A history of Myanmar that sidelines the present
In February 2021, unrest in Myanmar once again reached the news. Following their electoral success, members of the National League for Democracy were deposed, and a military junta installed. It was another moment of tragic disruption for a country which, since its independence from Britain in 1948 and first military coup in 1962, has been riven by violence, civil war, and religious persecution.
A new exhibition at the British Museum – timed to mark the country’s 75th anniversary of independence – wants to display the history of Myanmar “behind its headlines” from the nation’s pre-colonial and ancient history (shown here with silver coins from 400 AD) to its subsequent post-colonial isolation in the latter part of the 20th century.
It’s not just the sheer scale of the chronology that sets a challenge for the exhibition. The curation has to deal with the nation’s changing boundaries and, of course, its name. In 1989, at the behest of the military dictatorship, Burma became “Myanmar”: an erasure of the colonial past that still rankles for some, who see the new name as tied to military rule.
How does any show deal with such a huge swathe of time and changing history? The British Museum seems to not entirely know the answer. It begins, rather arbitrarily, with a room that focuses on natural resources.
Over the centuries, Myanmar has been plundered for everything from gems to the rare metals needed to make mobile phones: a fact that only goes some way to linking a disparate set of artefacts. The opening room presents objects from King Alaungpaya’s letter to George II written on a sheet of ruby-inlaid gold, to a late-19th century oil worker’s helmet.
Many of these objects are fascinating – a 1907 letter written to the British colonial governor asking for better infrastructure is written on silk, and bound within a giant shell – but it’s hard not to feel that this is a historical jumble: with changing centuries and stories all introduced together.

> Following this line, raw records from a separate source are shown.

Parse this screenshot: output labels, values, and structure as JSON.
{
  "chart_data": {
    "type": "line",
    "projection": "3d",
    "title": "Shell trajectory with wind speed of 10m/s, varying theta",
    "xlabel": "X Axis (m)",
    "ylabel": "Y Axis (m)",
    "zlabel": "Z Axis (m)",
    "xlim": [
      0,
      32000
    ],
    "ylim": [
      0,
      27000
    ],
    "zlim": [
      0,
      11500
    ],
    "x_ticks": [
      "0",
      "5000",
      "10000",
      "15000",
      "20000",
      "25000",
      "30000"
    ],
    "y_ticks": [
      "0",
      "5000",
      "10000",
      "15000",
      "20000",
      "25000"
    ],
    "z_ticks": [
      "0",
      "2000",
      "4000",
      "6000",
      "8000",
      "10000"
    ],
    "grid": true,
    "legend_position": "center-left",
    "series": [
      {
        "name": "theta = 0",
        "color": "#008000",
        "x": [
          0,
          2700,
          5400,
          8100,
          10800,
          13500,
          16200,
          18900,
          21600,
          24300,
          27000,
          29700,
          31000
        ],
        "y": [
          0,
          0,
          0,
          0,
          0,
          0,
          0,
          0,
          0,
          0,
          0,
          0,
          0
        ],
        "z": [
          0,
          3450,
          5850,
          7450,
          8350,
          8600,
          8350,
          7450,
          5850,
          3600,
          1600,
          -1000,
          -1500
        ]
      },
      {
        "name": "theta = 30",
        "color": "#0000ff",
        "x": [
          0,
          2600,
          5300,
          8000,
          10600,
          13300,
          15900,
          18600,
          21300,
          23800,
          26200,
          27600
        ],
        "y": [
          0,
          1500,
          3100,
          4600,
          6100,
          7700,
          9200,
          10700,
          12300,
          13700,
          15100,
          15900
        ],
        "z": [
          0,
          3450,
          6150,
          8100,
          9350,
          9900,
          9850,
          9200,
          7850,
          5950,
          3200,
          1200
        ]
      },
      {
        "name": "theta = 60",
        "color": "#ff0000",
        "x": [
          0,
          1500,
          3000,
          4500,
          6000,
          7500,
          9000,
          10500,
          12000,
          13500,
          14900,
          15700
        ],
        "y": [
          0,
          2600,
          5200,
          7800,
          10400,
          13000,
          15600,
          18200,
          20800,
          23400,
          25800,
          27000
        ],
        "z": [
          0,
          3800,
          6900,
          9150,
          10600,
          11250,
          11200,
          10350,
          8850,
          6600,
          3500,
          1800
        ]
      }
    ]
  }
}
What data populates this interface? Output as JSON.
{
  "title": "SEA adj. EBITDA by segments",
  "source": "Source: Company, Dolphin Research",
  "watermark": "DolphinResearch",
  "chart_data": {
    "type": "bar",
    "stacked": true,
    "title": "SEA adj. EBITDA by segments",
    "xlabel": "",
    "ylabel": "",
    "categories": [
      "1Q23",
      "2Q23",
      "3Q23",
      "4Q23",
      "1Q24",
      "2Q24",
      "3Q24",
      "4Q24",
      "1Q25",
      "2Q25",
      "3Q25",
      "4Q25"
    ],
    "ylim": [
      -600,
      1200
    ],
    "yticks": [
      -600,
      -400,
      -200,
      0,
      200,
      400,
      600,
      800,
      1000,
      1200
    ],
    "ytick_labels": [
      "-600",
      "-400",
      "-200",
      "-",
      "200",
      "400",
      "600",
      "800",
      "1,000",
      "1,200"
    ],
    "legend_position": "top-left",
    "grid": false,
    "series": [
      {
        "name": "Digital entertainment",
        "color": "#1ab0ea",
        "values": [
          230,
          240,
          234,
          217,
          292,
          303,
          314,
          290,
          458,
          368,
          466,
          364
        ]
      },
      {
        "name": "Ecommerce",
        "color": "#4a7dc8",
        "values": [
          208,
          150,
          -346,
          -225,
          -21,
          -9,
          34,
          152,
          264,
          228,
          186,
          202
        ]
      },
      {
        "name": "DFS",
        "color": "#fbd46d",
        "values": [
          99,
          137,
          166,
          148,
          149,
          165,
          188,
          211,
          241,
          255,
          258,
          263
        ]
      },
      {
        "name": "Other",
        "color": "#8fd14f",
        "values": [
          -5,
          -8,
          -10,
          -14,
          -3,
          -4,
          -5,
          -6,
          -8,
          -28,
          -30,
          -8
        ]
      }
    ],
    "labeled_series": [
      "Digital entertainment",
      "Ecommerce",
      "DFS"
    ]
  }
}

The exhibition also covers the effects of British colonialism from the initial annexation in 1826 and suggests that British rule, with the introduction of a census that led to racial stereotyping, set the stage for Myanmar’s later problems of religious persecution. There is evidently some truth in this, as an early 20th-century book of detailed categorisations of the Burmese people reveals.

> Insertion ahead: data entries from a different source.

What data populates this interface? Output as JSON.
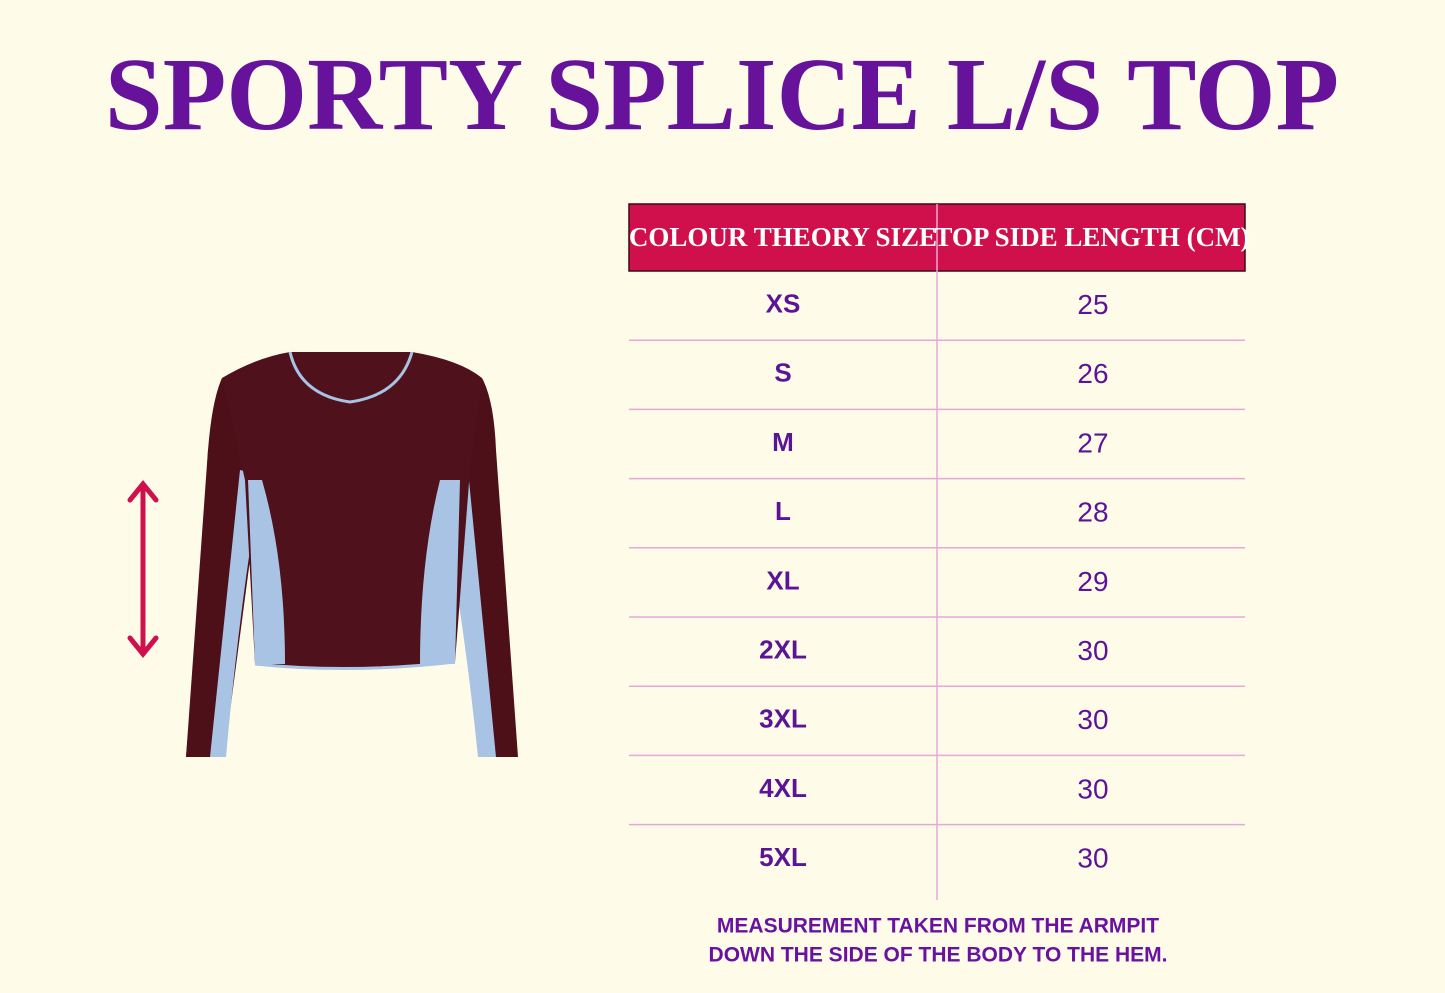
{
  "title": "SPORTY SPLICE L/S TOP",
  "table": {
    "header": [
      "COLOUR THEORY SIZE",
      "TOP SIDE LENGTH (CM)"
    ],
    "rows": [
      [
        "XS",
        25
      ],
      [
        "S",
        26
      ],
      [
        "M",
        27
      ],
      [
        "L",
        28
      ],
      [
        "XL",
        29
      ],
      [
        "2XL",
        30
      ],
      [
        "3XL",
        30
      ],
      [
        "4XL",
        30
      ],
      [
        "5XL",
        30
      ]
    ]
  },
  "note": [
    "MEASUREMENT TAKEN FROM THE ARMPIT",
    "DOWN THE SIDE OF THE BODY TO THE HEM."
  ]
}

But, despite arguing about the historical causes of contemporary divisions, the show manages to make little mention of the plight of the Rohingya, the predominantly Muslim victims of a genocide in Myanmar in 2017.
Pre-2017, an estimated 1.4 million Rohingya lived in Myanmar, but their only explicit inclusion in the exhibition’s curation is Ro Mehrooz’s small, solemn photograph Lost in Reflection: A Rohingya’s Gaze into Hope’s Abyss (2022). After exhibits that reveal the historical presence of Muslims in the country, this feels like a clanging exclusion.
Burma to Myanmar rightly tries to reach the history of a country behind its most recent headlines, but it’s hard not to think that important contemporary issues have been sidelined.